Tuesday, May 24, 2011

1 Samuel 1:21-28

21 When Elkanah went up with all his family to offer the annual sacrifice to the LORD and to fulfill his vow, 22 Hannah did not go. She said to her husband, “After the boy is weaned, I will take him and present him before the LORD, and he will live there always.”

23 “Do what seems best to you,” her husband Elkanah told her. “Stay here until you have weaned him; only may the LORD make good his word.” So the woman stayed at home and nursed her son until she had weaned him.

24 After he was weaned, she took the boy with her, young as he was, along with a three-year-old bull, an ephah of flour and a skin of wine, and brought him to the house of the LORD at Shiloh. 25 When the bull had been sacrificed, they brought the boy to Eli, 26 and she said to him, “Pardon me, my lord. As surely as you live, I am the woman who stood here beside you praying to the LORD. 27 I prayed for this child, and the LORD has granted me what I asked of him. 28 So now I give him to the LORD. For his whole life he will be given over to the LORD.” And he worshiped the LORD there.

Questions to consider:

  • Do you think you could have kept your promise to God? Would you have been able to give up your ONLY child?
  • What do you think of Elkanah's response?
  • What do you think Eli thinks about Hannah's presentation of her son? Does it seem strange to you that so young a child should be sent to live at a temple?
  • Who does Hannah acknowledge as the reason she has this child? Is that acknowledgment important?
  • What lesson(s) do you learn from Hannah, a woman who prayed for a child, was granted that child, and then gave that child away to be wholly a servant of the Lord?

Possibilities for prayer:

Again we see in Hannah so much courage! Can you imagine taking your toddler aged child, the child that you wept passionately to God in order to even conceive, and dropping him off to live forever in a temple, knowing that he would never be fully your son again? I don't have any children of my own, but I still can't imagine doing that.

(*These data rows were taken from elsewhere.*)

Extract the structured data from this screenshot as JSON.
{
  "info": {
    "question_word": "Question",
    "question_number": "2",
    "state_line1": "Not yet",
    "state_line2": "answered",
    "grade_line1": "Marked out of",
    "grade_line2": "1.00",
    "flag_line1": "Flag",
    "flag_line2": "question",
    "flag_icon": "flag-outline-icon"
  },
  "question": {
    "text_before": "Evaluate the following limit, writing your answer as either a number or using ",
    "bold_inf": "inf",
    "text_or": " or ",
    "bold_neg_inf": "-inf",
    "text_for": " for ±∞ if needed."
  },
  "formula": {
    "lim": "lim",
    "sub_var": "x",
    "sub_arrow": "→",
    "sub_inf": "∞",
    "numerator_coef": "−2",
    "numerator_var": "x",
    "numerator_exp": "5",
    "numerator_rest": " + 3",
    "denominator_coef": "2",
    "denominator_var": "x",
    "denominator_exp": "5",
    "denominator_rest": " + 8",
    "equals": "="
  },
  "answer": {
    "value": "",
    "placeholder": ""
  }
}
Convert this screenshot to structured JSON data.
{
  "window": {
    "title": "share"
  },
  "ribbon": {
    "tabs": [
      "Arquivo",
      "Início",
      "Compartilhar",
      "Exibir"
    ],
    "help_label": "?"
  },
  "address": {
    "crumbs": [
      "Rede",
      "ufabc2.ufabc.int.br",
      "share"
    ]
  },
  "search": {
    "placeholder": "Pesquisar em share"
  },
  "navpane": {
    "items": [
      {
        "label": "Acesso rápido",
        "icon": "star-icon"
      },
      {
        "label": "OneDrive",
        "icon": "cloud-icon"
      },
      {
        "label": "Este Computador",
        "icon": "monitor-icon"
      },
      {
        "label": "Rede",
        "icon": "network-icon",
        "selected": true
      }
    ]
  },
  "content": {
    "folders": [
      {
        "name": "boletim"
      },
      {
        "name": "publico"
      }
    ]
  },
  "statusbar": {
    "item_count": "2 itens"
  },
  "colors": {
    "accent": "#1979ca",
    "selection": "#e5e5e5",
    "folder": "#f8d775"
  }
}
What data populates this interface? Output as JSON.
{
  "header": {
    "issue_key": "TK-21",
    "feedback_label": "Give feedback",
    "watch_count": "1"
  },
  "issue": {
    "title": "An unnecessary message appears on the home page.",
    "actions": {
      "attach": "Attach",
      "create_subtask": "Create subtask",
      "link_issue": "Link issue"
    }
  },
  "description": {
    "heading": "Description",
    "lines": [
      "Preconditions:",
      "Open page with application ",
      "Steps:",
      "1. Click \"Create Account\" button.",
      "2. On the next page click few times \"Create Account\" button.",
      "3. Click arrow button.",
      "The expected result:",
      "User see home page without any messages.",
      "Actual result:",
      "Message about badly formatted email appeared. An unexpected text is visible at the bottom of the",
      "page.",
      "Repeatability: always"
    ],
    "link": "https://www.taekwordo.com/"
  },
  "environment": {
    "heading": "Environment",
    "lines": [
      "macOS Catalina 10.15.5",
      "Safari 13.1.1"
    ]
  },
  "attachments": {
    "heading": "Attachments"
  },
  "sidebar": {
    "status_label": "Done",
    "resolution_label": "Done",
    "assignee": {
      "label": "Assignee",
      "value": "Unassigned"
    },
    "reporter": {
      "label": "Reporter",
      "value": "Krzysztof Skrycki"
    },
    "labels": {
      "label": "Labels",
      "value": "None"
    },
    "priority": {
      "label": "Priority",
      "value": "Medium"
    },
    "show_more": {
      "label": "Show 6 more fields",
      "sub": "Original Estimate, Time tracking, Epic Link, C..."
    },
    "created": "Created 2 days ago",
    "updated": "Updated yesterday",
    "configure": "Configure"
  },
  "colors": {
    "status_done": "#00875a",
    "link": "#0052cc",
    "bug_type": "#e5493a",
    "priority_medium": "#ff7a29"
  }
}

Clearly, the "easier" and less courageous option for Hannah was to "forget" about the promise that she made to God when she asked for a child...or to alter the terms of the agreement so that Samuel could remain with her. And yet, she does not do this. She does not take the easy way out. She presents a sacrifice to God in the form of a bull AND she gives her little boy over to the care of an aging priest. Such courage! Such boldness. Today, ask that God would give you the type of courage that we see in Hannah here, in choosing not to take the easy way out. If you're facing some difficult decision(s) in your life right now, ask that God would give you the courage to face them boldly and not simply to look for the easiest solution.